Thermal imaging is already revolutionising the way we inspect and monitor industrial processes, especially high temperature furnaces/fired heaters, where a small temperature excursion can have a big impact on the rate of coking and ultimately the tube's lifetime. In a few recent examples, we've started to see that higher definition cameras are able to detect very local/small hot spots and anomalies.
See two examples below. The first example shows a standard definition camera's view of a row of burners. Whilst the camera is able to detect differences in temperatures between burners (serving a key purpose), the high-definition camera is able to detect a very high, highly localised elevated temperature.
The second example shows a similar phenomenon applied to a hot spot on a tube.
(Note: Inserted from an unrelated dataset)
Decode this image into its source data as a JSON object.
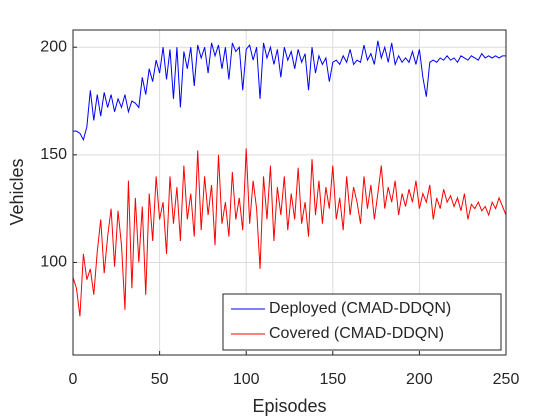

The increased spatial resolution means the camera can detect closer to the peak temperature of the hot spot, in this case resulting in a higher maximum temperature. A standard definition camera may have shown the hot spot, but the higher definition camera shows the tube running over its design temperature, albeit in a small area.
Example 1:
Example 2:
The advantages can be broken down into three main areas:
Increased Spatial Resolution:
Higher definition thermal imagers have superior spatial resolution. Traditional thermal cameras may provide an overview of furnace temperatures, but with higher definition sensors, we can use wide angle lenses to capture comprehensive temperature data in a single scene, where previously a standard camera may have been used with a zoom lens. This means that even small temperature variations, which might indicate potential issues, can be accurately detected and analysed. From worn-out refractory lining to faulty burners, the enhanced spatial resolution empowers maintenance teams to pinpoint anomalies at their early stages before they escalate into critical problems.
Improved Sensitivity:
Higher definition sensors also have improved temperature sensitivity. Greater sensitivity to tiny temperature deltas and changes means that it is possible to discern subtle variations in the furnace. This level of sensitivity is essential for detecting anomalies like hotspots, cold spots, and uneven heat distribution, which can be indicative of issues such as fouled burner tips, or damaged burner tiles and refractory .
Enhanced Image Quality:
High-quality thermal images make it easier for inspection and maintenance teams to share and emphasise specific findings with other key stakeholders. The ability to highlight and show high resolution/contrast snapshots with 10x the number of pixels over standard imagers helps to communicate the urgency of action around elevated temperatures. As AI tools and smart furnace technology enters the marketplace, advanced image processing techniques and data analytics will be applied to these images and their associated datapoints, enabling automated anomaly detection algorithms that further streamline the inspection process.
By continuously (with a fixed cameras) or periodically (with a portable camera) monitoring the furnace's temperature changes over time, patterns and trends can be identified, allowing maintenance and operations teams to anticipate and proactively address potential issues before they cause upsets, disruptions or safety issues.